Il est évident que l'arrivée d'un personnage aussi important donne du vent dans les voiles à une maison de disque en devenir. Chez Effendi donc, l'entrée en scène de Konitz est un vrai coup de chance, non seulement à cause de sa réputation, mais aussi pour la première position qui lui a été accordée au sondage annuel des critiques de la revue Downbeat, catégorie saxo alto. « Tout le monde a été pris de court par ce résultat, remarque Alain Bédard, personne ne s'y attendait, mais ça ne peut que nous donner une visibilité accrue. » À la lumière d'un article assez élogieux sur la séance d'enregistrement, paru dans la livraison d'été de Jazzman en France, le producteur note que le mot se passe dans les médias européens, puisqu'il ne reçoit plus que des requêtes de la France, mais aussi de l'Allemagne et de l'Italie. Tout ce qu'il reste à espérer, c'est un éveil médiatique chez nous... et chez notre important voisin aussi.

Mais, au bout du compte, la musique demeure la donnée essentielle. De l'écoute, on peut facilement déduire que Konitz avait raison de se plaire parmi ses jeunes collègues : non seulement ces derniers lui laissent la part du lion des solos (à tout seigneur, tout honneur), mais, en échange, il se montre tout aussi gracieux envers ses accompagnateurs, quitte à se joindre aux ensembles. Immanquablement, la musique baigne dans un certain climat « cool ». Avec l'aplomb qu'on lui connaît, Konitz reste posé dans son jeu (ou « laid-back », comme on dit dans le jargon), toujours avec cette sonorité âcre et fragile qui, cependant, est loin de faire l'unanimité des amateurs. De toute évidence, on ne peut s'attendre à ce que ce gentleman, qui fêtera ses 75 ans le 13 octobre prochain, soit le héraut du jazz à venir, mais, inspiré par son entourage, il ne semble pourtant pas près de courber l'échine ni à passer son crépuscule au musée.

Prochains épisodes

D'ici le début d'octobre, Effendi tirera deux autres cartes de son jeu. La première est un saxophoniste ténor français, Jean-Christophe Béney; la seconde, l'altiste bien de chez nous, Christine Jensen. Dans Cassiopée (FND029), on retrouve un jeune ténor de 33 ans, bien sage, d'un lyrisme certain et doucement appuyé par une rythmique classique bien brave. Tout au long des neuf plages et quelque 68 minutes, le quartette produit un jazz de bon aloi, soit, mais en mal d'urgence ou d'aventure. On dirait que ces jeunes loups ont accepté d'emblée de ne pas aboyer trop fort : il faudra se laisser aller un peu plus la prochaine fois...

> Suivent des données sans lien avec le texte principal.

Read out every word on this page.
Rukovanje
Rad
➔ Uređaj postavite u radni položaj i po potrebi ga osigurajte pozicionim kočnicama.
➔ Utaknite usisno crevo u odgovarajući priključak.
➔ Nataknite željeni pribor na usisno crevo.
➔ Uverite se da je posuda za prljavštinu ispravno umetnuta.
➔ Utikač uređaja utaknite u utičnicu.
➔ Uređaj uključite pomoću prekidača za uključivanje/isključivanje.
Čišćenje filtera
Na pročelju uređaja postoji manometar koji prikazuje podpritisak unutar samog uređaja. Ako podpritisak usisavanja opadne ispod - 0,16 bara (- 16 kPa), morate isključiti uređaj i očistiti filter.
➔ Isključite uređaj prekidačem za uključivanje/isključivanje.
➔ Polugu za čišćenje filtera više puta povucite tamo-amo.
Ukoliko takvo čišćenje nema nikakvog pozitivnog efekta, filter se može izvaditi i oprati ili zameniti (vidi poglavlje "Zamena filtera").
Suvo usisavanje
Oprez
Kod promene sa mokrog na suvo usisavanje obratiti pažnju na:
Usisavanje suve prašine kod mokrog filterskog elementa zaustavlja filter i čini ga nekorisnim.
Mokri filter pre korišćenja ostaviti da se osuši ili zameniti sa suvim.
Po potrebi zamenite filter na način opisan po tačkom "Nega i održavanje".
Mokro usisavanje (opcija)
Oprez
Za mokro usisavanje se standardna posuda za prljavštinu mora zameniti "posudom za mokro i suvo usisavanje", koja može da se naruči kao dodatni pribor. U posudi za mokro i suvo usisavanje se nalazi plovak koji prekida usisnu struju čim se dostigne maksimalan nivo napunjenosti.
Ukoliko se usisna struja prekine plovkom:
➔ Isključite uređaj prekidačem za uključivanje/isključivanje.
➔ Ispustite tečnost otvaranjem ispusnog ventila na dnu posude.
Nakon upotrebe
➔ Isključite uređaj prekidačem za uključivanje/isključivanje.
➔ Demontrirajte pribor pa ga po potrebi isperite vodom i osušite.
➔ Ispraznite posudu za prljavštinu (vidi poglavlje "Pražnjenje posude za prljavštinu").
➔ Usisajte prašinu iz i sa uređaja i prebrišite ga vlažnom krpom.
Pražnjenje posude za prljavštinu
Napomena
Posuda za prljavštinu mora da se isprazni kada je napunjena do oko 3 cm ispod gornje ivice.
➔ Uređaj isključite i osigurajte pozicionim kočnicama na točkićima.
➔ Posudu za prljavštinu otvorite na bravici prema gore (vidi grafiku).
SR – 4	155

En ce qui concerne Jensen, la maison annonce la sortie de son deuxième enregistrement, A Shorter Distance (en septette et avec sa sœur Ingrid, trompettiste de renom), pour le 1er octobre. Notons aussi que cette saxphoniste a mérité un séjour d'artiste de six mois à Paris et occupe l'appartement réservé à cet effet par le Gouvernement du Québec (une première pour le monde du jazz d'ici).

Au-delà de ces sorties, rien n'est arrêté encore chez Effendi, mais les projets ne manquent pas, contrairement aux sous... Fort de sa percée dans l'Hexagone et d'une distribution dans ce pays, Effendi regarde déjà vers d'autres pays, la Belgique notamment, où se trouvent plusieurs talents mûrs pour la découverte. « L'année dernière, nous avons reçu une centaine de bandes, toutes non sollicitées, précise Alain Bédard, et il y en a une vingtaine qui sont d'intérêt, incluant quelques propositions de musiciens américains connus. Mais de là à vouloir produire les musiciens ou les bandes... », renchérit-il. Ne vendons donc pas la mèche, mais on vous tiendra au courant, c'est promis.